E o pai não voltava porque já não ouvia bem, nem se deu conta de nada, e teve que ser retirado quase á força porque argumentava:

- O que é que tem? Já sou velho e ninguém vai estranhar minhas condições. É tudo igual.

Enquanto eu descansava, lá no restaurante as confusões continuavam, ninguém se entendia, cada um queria uma coisa diferente... E quando voltavam, já estavam mal humorados.

Foram muitas viagens iguais a essa, e por causa das confusões e situações recebi até um apelido: Gerontomóvel. Porque só carregava velhos.

Também dormia ao relento, porque a garage coberta tinha sido transformada em quarto para acomodar o segundo par de velhos que chegaram para morar um tempo. E então, também a casa onde eu morava era chamada de Gerontocasa, porque abrigava muitos velhos.

Mas, nem sempre foi assim. Tive meus momentos de glória quando as viagens eram só do núcleo familiar, os pais meus donos e os filhos jovens.

E aí, com minha potencia podia carregar um trailer muito simpático, com o qual fomos conhecer vários lugares do Brasil. Fomos à Baía, fomos para o Sul, e tantos outros lugares. Não era fácil carregar mais aquele peso, mas eu dava conta.

Susto mesmo eu passei na Baía, acho que foi por volta de 1975. Eu ainda era bem novo.
Foi quando nos aventuramos por estradas secundárias e quisemos conhecer Santo Amaro, a terra de Caetano Veloso. Para um tico de cidade, um trabalhão enorme. A ponte de ligação tinha bitola menor que a minha e fui “saracoteando” quase me desconjuntando e ainda com medo que um trem aparecesse e nos atropelasse. E para chegar à estrada principal tinha-se que subir um morro cheio de pedras, com curvas acentuadas, com barrancos e casas dos lados. Foi aí que eu mostrei realmente meu valor, pois fui em frente, consegui vencer com o motor reclamando, mas subindo e o trailer corcoveando como potro chucro.

Que susto!!! Se eu falhasse, voltaria trailer, carro, quatro pessoas de dentro do carro, e levaríamos junto pessoas de fora, que atropelássemos na queda.

Quando paramos na estrada principal e eu esfriei meu motor, o pessoal foi ver como estava o interior do trailer, depois de tanta chacoalhação. Um caos.

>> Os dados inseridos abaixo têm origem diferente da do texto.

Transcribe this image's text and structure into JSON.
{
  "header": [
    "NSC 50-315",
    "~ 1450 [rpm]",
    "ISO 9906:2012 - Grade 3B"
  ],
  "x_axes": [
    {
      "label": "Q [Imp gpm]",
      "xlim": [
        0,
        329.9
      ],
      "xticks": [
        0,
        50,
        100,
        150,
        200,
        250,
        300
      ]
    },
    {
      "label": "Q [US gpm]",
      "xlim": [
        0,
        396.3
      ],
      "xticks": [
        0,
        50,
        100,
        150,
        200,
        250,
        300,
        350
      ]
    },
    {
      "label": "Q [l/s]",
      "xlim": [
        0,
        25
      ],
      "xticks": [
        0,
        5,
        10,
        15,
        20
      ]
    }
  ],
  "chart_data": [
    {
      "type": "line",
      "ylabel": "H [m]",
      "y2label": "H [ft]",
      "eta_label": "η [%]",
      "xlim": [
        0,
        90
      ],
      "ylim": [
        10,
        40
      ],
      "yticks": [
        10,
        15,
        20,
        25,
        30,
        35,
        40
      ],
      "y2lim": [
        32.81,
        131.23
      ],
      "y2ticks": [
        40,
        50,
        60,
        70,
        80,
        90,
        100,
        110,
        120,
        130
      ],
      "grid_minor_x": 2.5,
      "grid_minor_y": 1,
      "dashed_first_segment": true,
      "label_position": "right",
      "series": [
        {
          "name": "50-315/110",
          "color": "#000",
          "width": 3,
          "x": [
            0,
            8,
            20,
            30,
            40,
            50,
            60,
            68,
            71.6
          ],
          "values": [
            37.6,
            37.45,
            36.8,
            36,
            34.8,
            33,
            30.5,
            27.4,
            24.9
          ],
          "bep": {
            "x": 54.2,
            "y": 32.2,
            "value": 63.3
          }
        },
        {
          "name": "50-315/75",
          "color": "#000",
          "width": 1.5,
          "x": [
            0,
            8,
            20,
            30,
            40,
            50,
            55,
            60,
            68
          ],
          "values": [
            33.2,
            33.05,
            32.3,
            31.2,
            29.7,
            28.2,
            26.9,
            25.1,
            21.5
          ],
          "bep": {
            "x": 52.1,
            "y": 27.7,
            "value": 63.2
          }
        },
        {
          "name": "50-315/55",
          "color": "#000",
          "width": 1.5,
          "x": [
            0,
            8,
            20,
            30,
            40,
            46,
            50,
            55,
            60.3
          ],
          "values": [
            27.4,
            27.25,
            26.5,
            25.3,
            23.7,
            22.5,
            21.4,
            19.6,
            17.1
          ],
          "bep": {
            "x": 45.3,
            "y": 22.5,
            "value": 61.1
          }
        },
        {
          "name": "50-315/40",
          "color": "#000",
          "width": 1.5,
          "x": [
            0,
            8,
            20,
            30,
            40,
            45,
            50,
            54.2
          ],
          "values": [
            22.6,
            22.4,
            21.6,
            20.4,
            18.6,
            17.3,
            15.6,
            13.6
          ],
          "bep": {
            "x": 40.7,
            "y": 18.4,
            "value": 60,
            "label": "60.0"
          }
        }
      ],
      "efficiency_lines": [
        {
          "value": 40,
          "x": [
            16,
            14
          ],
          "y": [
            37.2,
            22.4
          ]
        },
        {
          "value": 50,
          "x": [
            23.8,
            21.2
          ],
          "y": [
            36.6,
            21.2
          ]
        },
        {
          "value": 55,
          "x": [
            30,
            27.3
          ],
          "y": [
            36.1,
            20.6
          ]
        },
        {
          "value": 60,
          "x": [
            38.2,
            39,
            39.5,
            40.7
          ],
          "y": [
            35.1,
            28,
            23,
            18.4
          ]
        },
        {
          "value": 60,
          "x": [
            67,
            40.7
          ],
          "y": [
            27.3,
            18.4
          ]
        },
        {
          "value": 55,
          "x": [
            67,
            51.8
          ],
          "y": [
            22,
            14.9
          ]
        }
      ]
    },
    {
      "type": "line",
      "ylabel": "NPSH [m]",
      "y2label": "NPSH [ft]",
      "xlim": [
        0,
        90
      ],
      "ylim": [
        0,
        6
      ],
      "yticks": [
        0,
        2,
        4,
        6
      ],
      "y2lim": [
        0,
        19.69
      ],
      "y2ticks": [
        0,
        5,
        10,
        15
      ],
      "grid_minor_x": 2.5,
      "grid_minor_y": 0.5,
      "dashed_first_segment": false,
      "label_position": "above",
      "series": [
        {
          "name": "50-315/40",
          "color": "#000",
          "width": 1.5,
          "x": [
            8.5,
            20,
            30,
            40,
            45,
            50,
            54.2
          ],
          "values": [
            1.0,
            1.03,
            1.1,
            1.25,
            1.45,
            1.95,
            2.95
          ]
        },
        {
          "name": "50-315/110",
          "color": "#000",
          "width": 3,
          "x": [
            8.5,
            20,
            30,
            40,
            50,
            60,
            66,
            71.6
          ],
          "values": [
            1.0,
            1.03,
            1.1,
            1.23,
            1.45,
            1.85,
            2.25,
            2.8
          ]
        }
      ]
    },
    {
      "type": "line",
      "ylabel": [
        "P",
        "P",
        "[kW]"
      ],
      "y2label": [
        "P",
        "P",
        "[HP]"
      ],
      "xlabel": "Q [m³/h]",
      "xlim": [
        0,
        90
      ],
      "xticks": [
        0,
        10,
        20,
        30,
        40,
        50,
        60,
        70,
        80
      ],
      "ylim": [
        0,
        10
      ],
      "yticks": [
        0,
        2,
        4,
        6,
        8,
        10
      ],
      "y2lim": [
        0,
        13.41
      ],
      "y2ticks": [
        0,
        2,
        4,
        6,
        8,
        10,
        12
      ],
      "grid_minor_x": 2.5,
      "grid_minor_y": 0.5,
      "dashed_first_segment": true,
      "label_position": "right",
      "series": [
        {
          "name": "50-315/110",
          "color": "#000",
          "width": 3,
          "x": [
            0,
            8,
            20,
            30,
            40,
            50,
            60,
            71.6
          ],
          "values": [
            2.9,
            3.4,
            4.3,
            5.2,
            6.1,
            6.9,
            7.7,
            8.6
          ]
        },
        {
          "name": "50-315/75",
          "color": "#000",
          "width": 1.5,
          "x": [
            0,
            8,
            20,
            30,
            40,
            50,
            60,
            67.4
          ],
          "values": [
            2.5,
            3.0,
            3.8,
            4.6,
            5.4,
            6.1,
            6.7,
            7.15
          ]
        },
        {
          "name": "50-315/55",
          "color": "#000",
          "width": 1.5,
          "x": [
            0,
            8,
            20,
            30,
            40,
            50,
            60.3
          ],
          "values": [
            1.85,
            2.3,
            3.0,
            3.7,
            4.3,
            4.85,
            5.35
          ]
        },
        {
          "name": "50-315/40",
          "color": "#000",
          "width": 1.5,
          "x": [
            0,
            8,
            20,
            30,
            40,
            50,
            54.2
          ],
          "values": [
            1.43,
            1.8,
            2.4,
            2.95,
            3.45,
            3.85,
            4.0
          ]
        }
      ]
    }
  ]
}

As portas dos armários tinham se aberto, os potes de pó de café derramado tudo, os potes de macarrão estrelinha quebrados e macarrãozinho por toda parte. Anos depois ainda havia estrelinhas pelos cantinhos.

Bom mesmo era quando íamos a festas. Aí me lavavam bem, lustravam, perfumavam e eu fazia boa figura.

Viajei muito para Pouso Alegre levando mil e uma coisas. Ia para a casa da filha da dona que havia casado e morava em um sítio, no meio de uma fazenda. Amassei muito barro e muitas vezes, mesmo com a minha potência não conseguia subir uma ladeira escorregadia e tinha que ser puxado por trator. Que vergonha!!! Já não valia tanto.

Fui ficando mais velho. Bebia muita gasolina. A gasolina ficava mais cara. Urgia passar para um “irmão” mais econômico. E fui ficando no sítio, na fazenda porque era grande, ainda meio forte e, sem a tampa do porta malas carregava latões de leite do sítio para a cidade. Decadência total. De carro de passeio a transportador de leite. Fiquei com a família até 1983.

Fui passando para pessoas cada vez menos cuidadosas, fui mal amado, amassado e nunca consertado, até que não valia mais nada e fui abandonado. E, para não atrapalhar mais, me recolheram do relento e me trouxeram para este cemitério para aguardar o desmanche definitivo.

Que saudades dos meus tempos de Gerontomóvel.